2度目の人生で世界を救おうとする話。前編
たった一瞬、戸惑った私だが武は違った。
私の腕を掴んでいない方の手を男の子の妖に向けて掲げる。
「…っ!」
パキパキパキッ
すると男の子の妖の足首は武が作り出した地面と直結している氷によって簡単に捕らえられてしまった。
武に捕らえられてしまい、身動きが取れない状況に男の子の妖の顔色が先程よりもますます悪くなる。

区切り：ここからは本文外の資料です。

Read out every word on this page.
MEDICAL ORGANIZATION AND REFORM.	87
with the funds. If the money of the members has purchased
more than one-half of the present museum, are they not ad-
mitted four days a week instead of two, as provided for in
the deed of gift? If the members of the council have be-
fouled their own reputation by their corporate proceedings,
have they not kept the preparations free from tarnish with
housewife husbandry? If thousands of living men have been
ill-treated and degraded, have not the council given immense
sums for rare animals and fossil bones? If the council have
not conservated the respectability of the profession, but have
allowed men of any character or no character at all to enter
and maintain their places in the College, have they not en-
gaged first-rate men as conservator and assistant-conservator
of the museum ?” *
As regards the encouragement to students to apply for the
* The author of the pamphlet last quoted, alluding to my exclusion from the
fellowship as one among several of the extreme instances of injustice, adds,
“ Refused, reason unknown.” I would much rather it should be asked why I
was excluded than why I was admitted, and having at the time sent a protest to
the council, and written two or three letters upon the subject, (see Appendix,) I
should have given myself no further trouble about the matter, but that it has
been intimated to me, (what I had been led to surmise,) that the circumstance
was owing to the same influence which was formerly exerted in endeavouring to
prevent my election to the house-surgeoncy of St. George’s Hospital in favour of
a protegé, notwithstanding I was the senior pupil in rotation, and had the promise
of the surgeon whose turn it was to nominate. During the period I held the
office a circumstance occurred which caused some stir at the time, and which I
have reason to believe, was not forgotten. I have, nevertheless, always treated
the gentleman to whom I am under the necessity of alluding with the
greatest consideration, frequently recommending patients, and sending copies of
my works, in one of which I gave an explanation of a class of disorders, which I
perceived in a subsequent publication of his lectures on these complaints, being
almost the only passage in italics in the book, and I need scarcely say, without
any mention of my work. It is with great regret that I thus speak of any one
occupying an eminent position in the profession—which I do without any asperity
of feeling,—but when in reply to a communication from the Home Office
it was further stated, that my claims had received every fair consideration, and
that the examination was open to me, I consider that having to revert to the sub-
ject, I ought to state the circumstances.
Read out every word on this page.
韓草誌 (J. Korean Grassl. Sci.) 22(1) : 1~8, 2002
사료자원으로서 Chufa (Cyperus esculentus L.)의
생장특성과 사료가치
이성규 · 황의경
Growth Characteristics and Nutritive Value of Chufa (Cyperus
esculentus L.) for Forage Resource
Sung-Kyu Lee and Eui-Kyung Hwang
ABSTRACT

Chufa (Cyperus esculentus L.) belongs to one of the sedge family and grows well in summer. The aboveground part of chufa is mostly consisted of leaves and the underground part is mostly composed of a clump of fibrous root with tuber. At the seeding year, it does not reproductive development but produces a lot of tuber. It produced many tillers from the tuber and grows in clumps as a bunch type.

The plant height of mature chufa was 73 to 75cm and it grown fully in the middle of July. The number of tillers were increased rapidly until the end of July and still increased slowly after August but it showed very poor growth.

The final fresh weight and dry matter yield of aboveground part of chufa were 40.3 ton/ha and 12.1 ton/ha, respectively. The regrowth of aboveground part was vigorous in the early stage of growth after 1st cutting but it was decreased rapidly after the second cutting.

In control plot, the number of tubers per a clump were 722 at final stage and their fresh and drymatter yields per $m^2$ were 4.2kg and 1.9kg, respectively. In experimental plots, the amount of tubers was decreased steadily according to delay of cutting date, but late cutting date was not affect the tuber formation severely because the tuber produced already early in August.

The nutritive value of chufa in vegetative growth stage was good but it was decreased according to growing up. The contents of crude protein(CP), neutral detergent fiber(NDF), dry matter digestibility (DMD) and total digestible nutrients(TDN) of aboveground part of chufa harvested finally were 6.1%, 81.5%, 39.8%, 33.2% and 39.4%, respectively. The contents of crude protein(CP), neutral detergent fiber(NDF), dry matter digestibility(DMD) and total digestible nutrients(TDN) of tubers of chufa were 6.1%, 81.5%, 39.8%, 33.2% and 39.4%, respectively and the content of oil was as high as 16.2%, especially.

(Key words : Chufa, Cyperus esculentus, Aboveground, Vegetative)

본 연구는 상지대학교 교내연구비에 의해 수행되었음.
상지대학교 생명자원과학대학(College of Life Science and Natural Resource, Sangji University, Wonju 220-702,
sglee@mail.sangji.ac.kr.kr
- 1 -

印象は最悪だがやってしまったものはしょうがない。今は男の子の妖を他の能力者に見つけられる前に逃すことが最優先である。
「…能力者なんだね」
「うん。だけどアナタを傷つけようと思っている訳ではないよ。俺は味方だから」
恐怖で声が震えている男の子の妖の言葉に私は優しい笑みを浮かべて何とか安心してもらえるように答える。
「嘘だ。僕のお父さんとお母さんも能力者に殺された」
「…っ」
だが、男の子の妖は私の言葉を辛そうに否定した。
そしてそれを聞いた私は表情を歪めた。
私が殺した訳ではない。
それでも同じ人間であり、能力者である私にとって他人事で済まされる話でもない。
「…ごめんなさい」
「お姉ちゃんが謝ってもお父さんとお母さんは帰って来ないでしょ。だから早く僕も殺して」
「…え」
苦しげに謝罪する私に恐怖の感情を抱えながらも、どこか諦めたように自分を殺せと男の子の妖が願ってきたことに私は一瞬困惑する。
「もう1人は嫌なんだ。ずっとずっと寂しかった。人間の大事なものを奪ってこの寂しさを埋めていたけれど、もうそれも今日でおしまいみたいだね」
そして男の子の妖の大きな瞳からツーっと一筋の涙が落ちた。